抄録:血縁者を認識する能力は,協力や利他主義,さらには近親交配の回避に重要である.脊椎動物や昆虫では血縁認識機構に関する多くの研究が行われているが,他の節足動物ではほとんど知られていない.クモでは,社会性種と単独性種でネポティズム〔訳注:血縁びいき(nepotism)〕が報告されている.しかし,交接の場面で血縁者を識別した例はほとんどなく,1つが造網性クモであるナガコガネグモ(Argiope bruennichi)のものである.ナガコガネグモの両性は,効果的な交接栓および高い性共食い率によって,最大2回の交接に制限されている.最初の交接で生き残ったオスは,同じメスと再び交接するか(父性を独占する),あるいは去って別のメスを探すことができる.交接実験では,オスは姉妹とは容易に交尾するが,血縁関係のないメスと比べて1回の短い交接で退散し,別の交接相手を探すことができることが示されている.ここでは,この行動が化学的な手がかり(キュー)に基づいているかどうかを調べた.その結果,血縁認識の手がかりとなる家系固有のクチクラ・プロファイルが検出された.さらに,検出されたいくつかの物質の相対量が家系内の雌雄間で相関していることから,血縁認識はクチクラ物質の全体像ではなく,サブセット〔全体に対する一部分のこと〕に基づいて行われていると考えられる.

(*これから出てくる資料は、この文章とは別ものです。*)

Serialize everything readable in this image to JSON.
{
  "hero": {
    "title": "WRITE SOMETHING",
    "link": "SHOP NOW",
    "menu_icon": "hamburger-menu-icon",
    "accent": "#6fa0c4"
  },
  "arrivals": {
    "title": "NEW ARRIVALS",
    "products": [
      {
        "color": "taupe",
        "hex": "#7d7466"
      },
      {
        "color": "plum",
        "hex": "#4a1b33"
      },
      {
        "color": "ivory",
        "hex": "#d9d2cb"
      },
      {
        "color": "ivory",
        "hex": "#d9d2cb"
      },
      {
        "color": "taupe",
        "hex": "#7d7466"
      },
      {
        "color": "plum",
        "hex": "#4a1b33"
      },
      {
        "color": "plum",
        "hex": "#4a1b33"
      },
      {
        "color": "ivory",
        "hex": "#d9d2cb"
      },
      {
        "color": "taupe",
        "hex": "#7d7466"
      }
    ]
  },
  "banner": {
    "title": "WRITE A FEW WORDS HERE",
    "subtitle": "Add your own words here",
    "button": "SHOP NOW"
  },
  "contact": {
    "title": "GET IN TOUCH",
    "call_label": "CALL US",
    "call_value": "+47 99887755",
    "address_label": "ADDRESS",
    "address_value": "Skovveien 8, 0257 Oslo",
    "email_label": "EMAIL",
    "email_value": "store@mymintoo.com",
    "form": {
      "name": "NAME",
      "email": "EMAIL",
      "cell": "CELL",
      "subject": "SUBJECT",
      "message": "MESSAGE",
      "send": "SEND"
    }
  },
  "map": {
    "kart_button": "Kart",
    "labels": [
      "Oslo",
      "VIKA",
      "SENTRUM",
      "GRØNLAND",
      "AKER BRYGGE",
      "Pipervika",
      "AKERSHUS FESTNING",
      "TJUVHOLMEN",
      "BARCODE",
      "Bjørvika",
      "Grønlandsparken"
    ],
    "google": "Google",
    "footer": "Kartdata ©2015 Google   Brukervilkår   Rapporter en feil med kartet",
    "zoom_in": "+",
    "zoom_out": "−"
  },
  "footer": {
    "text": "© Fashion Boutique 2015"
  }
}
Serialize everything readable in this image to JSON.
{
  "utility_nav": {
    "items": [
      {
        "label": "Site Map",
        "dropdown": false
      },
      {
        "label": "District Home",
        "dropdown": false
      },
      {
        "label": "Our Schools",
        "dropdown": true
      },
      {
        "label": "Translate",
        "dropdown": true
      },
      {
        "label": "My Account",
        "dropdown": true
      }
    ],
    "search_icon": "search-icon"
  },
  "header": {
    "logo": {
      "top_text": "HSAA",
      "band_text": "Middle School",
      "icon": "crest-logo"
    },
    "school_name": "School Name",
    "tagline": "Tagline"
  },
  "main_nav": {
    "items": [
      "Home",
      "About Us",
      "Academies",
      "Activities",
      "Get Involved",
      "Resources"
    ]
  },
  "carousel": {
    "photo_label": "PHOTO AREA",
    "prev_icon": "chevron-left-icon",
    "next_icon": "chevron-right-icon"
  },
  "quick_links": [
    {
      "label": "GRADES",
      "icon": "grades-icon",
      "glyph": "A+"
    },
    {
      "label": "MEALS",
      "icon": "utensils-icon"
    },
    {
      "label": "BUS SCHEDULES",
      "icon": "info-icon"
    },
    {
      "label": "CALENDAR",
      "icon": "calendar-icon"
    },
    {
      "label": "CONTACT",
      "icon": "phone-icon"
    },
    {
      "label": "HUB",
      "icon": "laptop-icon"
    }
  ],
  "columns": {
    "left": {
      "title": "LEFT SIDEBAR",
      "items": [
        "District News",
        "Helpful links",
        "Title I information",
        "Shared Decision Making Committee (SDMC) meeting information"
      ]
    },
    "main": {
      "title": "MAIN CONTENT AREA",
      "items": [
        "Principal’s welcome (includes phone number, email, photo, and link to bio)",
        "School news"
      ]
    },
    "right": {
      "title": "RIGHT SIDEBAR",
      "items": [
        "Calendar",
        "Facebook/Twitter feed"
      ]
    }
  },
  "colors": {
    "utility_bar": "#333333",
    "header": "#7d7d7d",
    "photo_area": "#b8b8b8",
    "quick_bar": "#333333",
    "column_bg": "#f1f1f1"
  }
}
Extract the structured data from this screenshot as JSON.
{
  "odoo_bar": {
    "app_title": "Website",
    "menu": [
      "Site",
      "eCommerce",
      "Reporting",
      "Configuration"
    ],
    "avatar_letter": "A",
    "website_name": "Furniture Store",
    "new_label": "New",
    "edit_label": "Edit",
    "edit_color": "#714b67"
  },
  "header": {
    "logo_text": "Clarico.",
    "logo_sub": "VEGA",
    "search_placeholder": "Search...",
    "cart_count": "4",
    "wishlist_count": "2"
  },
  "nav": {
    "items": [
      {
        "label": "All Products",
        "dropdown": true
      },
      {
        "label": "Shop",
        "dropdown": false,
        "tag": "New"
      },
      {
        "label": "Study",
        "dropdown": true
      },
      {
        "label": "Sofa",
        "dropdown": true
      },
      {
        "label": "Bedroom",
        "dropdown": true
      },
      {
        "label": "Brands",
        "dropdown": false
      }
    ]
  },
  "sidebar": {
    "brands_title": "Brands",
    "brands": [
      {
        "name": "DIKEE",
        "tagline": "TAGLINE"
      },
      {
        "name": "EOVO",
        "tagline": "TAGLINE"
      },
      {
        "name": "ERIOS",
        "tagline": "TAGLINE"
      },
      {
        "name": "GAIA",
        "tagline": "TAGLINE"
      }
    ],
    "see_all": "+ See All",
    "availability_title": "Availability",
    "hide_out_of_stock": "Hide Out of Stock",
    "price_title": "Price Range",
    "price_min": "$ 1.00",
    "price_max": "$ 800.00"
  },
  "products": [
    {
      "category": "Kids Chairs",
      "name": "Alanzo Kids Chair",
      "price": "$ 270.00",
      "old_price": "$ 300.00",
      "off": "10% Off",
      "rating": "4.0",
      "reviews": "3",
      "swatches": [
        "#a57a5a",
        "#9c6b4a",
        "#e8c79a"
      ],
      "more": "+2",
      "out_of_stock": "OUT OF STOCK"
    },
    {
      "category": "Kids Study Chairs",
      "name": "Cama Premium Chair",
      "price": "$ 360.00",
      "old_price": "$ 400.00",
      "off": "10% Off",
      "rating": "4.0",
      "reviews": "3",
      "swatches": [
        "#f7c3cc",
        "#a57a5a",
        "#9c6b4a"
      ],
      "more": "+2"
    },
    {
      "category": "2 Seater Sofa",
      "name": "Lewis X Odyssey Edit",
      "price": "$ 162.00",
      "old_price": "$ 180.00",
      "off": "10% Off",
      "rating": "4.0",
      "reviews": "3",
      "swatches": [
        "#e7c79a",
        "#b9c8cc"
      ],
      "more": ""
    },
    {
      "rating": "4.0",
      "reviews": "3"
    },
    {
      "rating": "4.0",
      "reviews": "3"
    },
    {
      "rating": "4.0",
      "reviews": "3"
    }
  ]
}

Weiss, K., Schneider, J. M. 2021. Family-specific chemical profiles provide potential kin recognition cues in the sexually cannibalistic spider Argiope bruennichi. Biology Letters, 17(8), 20210260.